Евреям запрещалось ходить по городу до шести вечера — как будто днем им позволялось ходить по большинству улиц Вильно или любого другого города, — запрещалось пользоваться тротуаром, а передвигаться можно было лишь по мостовой, поодиночке, гуськом, запрещалось разговаривать по телефону и слушать радио, вообще запрещалось разговаривать с неевреями, запрещалось появляться даже в гетто без "латок", размеры и порядок размещения которых менялся очень часто, так что не уследишь, запрещалось отмечать религиозные праздники, вообще что-либо "отмечать", а еврейским женщинам было запрещено в гетто рожать.
За нарушение любого из этих изуверских приказов полагался расстрел.
А если кто-то и не нарушает приказов "сверхчеловеков" или же попросту пытается пересидеть бурю в подполах, убежищах, ямах, в так называемых "малинах", то и таких ничто не спасет: их ждет массовая акция в Понарах или убийство на месте, в самом гетто или за его пределами.
В конце этого зловещего перечня, который здесь был далеко не полон — ни один современник тех драматичных событий не мог, конечно, знать всего, — приводится подслушанное кем-то из работавших при гестапо людей высказывание высших немецких чинов, каждый из которых был нацелен верхушкой рейха на "окончательное решение еврейского вопроса": "Поскольку виленские евреи являются самыми опасными в мире, их следует уничтожить целиком, до единого человека… в противном случае конечная цель может оказаться недостигнутой…"
Четвертая же и все последующие страницы были написаны другой личностью, молодой женщиной, которая, впрочем, тоже не обозначила себя на страницах этого "дневника" полным именем или хотя бы инициалами.
И начиналась каждая из этих тетрадных страничек, копии которых сейчас Юля пыталась прочесть при свете свечи, всегда одинаково:
"ПУСТЬ ЭТА ЗЕМЛЯ АДА БУДЕТ ПРОКЛЯТА НАВСЕГДА!"
Глава 21 БЕЙ ДУРАКА, НЕ ЖАЛЕЙ КУЛАКА
Мажонас приехал на квартиру к Стасу в начале второго ночи.

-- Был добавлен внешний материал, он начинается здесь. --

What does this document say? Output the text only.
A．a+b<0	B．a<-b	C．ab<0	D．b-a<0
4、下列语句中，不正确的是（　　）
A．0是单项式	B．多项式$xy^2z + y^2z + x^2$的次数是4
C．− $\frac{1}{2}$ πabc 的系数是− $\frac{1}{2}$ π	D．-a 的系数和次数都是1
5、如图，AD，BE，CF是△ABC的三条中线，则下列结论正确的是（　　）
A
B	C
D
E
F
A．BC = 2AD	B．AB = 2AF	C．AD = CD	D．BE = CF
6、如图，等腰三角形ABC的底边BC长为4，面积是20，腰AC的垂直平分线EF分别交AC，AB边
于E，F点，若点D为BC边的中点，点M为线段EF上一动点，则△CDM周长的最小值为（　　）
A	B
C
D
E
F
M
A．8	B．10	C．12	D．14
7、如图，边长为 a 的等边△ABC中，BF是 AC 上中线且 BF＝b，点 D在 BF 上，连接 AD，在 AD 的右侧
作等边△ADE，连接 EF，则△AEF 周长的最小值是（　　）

Кажется, он был зол как черт.
Хотя Римас, судя по аромату, который он принес с собой в квартиру, истратил на себя не менее половины флакона одеколона, от него все равно ощутимо попахивало паленым. Нестеров уже в прихожей внимательно присмотрелся к напарнику. Ссадина на подбородке, чуть ниже левой скулы, которую тот заработал, прикрывая телом Мышку от игрушечной резиновой "лимонки", уже подзажила. Зато появилась другая царапина, на лбу, над правой бровью: это был результат уже нынешней акции, когда Слон бегал со своим "ППШ" в потемках по лесной чаще.
— Повезло еще, что глаз себе не выколол, — сказал Стас, отправляясь на кухню за аптечкой. — Пластырь чуток загрязнился, сейчас я тебе его поменяю…
— Брось, фигня это все, — закуривая, сказал Римас. — Вот ты мне не веришь, Стас, а я продолжаю утверждать, что в тачку ту, что увезла "гранатометчика", я попал!
— Ты место осмотрел?
— Будем считать, что осмотрел… Хотя хрена ли в темноте разглядишь?
Стас достал из аптечки бутылочку йода, ватку, упаковку лейкопластыря и ножницы.